Aramaic grammar was well established for more than 1,000 years before Old Scratch came along the scene. We have examples of well-written Aramaic from imperial Assyrian days (850 BC)....and we have examples of well-written Aramaic after Old Scratch.

None of them read as bad as Old Scratch does.

Akhi - I'm not talking about grammar errors that are explainable by different dialects or something like that. I'm talking about grammar errors the like of which are made by someone who doesn't know the language that well.

I've seen these very same mistakes made by children in Sunday School - the same types of errors found in Old Scratch.

Do you know how GPs say that the Greek grammar of the NT is bad? Well, how do you suppose they know that the Greek grammar is bad?
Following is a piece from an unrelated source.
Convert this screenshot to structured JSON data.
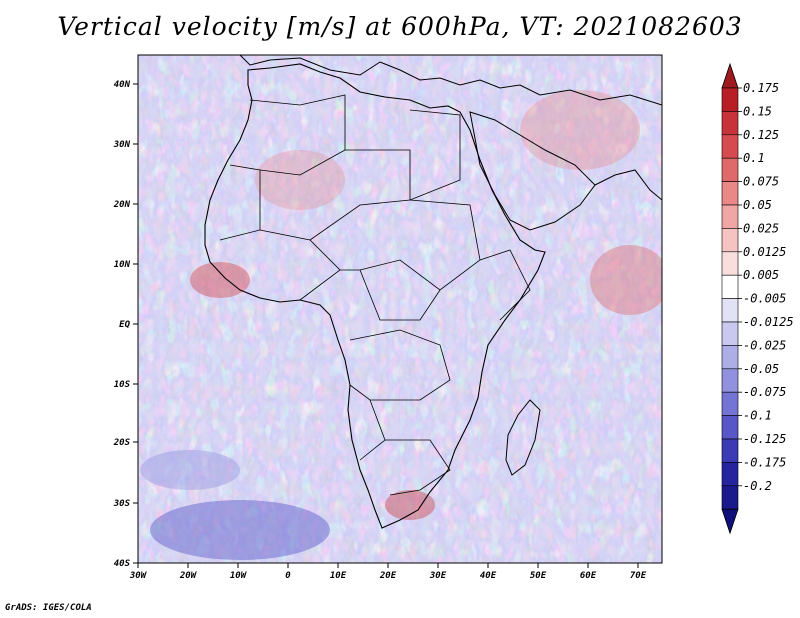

Well, they compare it to samples of Koine Greek from other sources at the same time, and they know that the Greek NT grammar is a monstrosity.

In the same way, an Aramaic speaker who reads Old Scratch thinks that a child wrote it.

In contrast, the text of the Peshitta is the standard text in any university-level class for Syriac-Aramaic. In fact, why don't you pick up Thackston's grammar from amazon.com and see what text he uses to explain proper Aramaic grammar?

I'll give you a hint: Out of several sources he uses, not one reading is from Old Scratch. The Peshitta readings are the majority of his examples to teach people proper Grammar.